62. La falsa scelta nel campo
dell'abbondanza
spettacolare, scelta che risiede nella giustapposizione di spettacoli
concorrenziali e solidali, come nella sovrapposizione dei ruoli
(principalmente significati e veicolati da oggetti), che sono
contemporaneamente esclusivi e ramificati, si sviluppa in lotte di
qualità fantomatiche, destinate ad appassionare l'adesione
alla
trivialità quantitativa. Così rinascono le false
opposizioni arcaiche dei regionalismi o dei razzismi incaricati di
trasfigurare in superiorità ontologica fantastica la
volgarità delle posizioni gerarchiche nel consumo.
Così
si ricompone l'interminabile serie dei contrasti derisori, che
mobilitano un interesse sottoludico, dallo sport alle elezioni. Laddove
ha preso possesso il consumo abbondante, emerge un'opposizione
spettacolare principale fra la gioventù e gli adulti;
perché non esiste da nessuna parte l'adulto, padrone della
propria vita, e la gioventù, la trasformazione di
ciò che
esiste, non è affatto appannaggio degli uomini che oggi sono
giovani, ma del sistema economico, del dinamismo del
capitalismo.
Queste sono le cose
che dominano e che son giovani: che sostituiscono se stesse.

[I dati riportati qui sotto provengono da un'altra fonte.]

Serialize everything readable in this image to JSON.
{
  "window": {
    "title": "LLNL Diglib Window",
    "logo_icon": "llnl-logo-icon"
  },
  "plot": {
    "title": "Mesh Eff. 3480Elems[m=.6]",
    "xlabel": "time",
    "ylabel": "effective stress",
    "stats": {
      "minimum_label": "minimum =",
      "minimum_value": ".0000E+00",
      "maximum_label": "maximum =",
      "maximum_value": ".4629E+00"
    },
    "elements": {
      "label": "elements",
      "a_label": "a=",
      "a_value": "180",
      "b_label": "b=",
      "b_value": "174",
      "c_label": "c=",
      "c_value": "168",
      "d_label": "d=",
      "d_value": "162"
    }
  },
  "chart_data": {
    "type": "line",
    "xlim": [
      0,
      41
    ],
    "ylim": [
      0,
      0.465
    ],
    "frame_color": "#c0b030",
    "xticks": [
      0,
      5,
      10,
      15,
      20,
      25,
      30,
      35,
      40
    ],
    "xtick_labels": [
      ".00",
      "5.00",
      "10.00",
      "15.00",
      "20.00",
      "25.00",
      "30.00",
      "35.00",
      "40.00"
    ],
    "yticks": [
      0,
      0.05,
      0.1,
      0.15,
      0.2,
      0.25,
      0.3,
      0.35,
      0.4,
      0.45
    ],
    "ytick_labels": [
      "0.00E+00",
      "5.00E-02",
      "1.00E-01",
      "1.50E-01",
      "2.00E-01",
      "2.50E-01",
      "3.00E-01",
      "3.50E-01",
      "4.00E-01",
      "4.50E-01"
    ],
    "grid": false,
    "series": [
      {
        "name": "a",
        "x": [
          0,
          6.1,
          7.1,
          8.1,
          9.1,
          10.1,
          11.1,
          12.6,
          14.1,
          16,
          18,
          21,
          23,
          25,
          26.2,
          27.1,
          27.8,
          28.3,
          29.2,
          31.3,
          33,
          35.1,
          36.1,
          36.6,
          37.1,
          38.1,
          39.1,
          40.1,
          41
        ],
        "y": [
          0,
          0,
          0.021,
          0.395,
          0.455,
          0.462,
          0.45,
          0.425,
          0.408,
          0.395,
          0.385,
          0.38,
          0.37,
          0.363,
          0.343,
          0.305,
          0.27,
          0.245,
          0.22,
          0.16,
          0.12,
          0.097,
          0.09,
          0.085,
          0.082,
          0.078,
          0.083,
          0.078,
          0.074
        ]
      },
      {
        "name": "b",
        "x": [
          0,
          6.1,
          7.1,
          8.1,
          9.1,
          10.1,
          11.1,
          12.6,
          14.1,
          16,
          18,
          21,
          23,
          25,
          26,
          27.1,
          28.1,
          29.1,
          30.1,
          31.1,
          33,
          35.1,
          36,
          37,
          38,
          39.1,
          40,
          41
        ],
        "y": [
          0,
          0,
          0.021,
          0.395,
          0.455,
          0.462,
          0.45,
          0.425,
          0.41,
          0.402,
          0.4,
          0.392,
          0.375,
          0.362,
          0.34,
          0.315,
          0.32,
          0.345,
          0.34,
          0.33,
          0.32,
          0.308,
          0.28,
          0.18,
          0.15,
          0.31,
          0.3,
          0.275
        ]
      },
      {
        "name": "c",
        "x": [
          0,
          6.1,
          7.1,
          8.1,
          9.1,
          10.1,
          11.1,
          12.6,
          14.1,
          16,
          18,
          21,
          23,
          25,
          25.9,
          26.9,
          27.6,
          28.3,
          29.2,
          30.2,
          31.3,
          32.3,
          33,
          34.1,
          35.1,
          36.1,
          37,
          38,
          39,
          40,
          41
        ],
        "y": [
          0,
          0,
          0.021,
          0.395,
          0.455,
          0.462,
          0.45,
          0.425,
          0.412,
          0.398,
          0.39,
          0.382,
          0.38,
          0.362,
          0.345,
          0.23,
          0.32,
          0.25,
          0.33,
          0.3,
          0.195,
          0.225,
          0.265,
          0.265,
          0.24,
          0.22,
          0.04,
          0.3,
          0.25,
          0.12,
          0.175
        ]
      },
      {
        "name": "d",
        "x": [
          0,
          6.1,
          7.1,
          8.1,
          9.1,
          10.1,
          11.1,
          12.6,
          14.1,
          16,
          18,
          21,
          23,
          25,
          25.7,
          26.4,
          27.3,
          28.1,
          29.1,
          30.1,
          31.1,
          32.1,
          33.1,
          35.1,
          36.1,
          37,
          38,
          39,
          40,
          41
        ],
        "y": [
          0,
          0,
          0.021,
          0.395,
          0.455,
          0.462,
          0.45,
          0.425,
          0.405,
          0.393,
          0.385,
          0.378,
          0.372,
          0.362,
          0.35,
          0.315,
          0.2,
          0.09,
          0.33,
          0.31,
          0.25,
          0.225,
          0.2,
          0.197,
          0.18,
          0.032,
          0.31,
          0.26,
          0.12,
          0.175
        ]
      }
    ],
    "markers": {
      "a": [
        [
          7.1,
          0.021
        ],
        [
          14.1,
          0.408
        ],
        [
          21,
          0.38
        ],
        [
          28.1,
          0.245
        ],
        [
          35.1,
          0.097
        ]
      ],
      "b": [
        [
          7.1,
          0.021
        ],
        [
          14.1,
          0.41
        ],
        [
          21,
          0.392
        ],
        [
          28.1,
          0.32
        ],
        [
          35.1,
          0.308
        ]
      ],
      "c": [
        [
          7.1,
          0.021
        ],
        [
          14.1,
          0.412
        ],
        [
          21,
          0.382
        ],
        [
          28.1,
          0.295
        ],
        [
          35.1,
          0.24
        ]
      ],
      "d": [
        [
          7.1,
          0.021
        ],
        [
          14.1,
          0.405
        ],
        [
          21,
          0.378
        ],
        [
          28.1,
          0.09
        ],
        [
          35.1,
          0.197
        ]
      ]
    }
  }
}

63. E' l'unità della miseria
che si nasconde sotto le opposizioni spettacolari. Se delle forme
diverse della stessa alienazione si combattono sotto le maschere della
scelta totale, è perché sono tutte costruite
sulle
contraddizioni reali rimosse. Secondo le necessità dello
stadio
particolare della miseria che esso smentisce e sostiene, lo spettacolo
esiste sotto una forma concentrata
o in una forma diffusa.
In entrambi i casi, esso non è che un'immagine di
unificazione
felice, circondata di desolazione e di spavento, al centro tranquillo
dell'ìinfelicità.
64. La concentrazione dello
spettacolare è
parte essenziale del capitalismo burocratico, per quanto questo possa
essere importato come tecnica del potere statale su economie miste
più arretrate, o in certi momenti di crisi del capitalismo
avanzato. La proprietà burocratica, in effetti, è
essa
stessa concentrata, nel senso che il singolo burocrate non ha rapporti
con il possesso dell'economia globale, se non tramite la
comunità burocratica, in quanto membro di questa
comunità. Inoltre la produzione di merci, meno sviluppata,
si
presenta a sua volta sotto forma concentrata: la merce che la
burocrazia detiene è lavoro sociale totale, e ciò
che
essa rivende alla società è la sua sopravvivenza
in
blocco. La dittatura dell'economia burocratica non può
lasciare
alle masse sfruttate nessun valido margine di scelta, poiché
essa ha dovuto scegliere tutto da sé, e ogni altra scelta
esteriore relativa all'alimentazione o alla musica, è dunque
già una scelta della propria completa distruzione. Essa deve
accompagnarsi ad una violenza permanente. L'immagine imposta del bene,
nel suo spettacolo, raccoglie la totalità di ciò
che
esiste ufficialmente, e si concentra normalmente su un sol uomo, che
è il garante della sue coesione totalitaria. Con questa
vedette
assoluta devono magicamente identificarsi o scomparire.
Perché
si tratta del padrone del suo non-consumo e dell'immagine eroica di un
certo senso accettabile per lo sfruttamento assoluto, che costituisce
la realtà dell'accumulazione primitiva e accelerata dal
terrore.
Se ogni cinese deve imparare Mao, e così essere Mao,
è
perché non
ha nessun altro da essere. Là dove domina lo
spettacolare concentrato, domina anche la polizia.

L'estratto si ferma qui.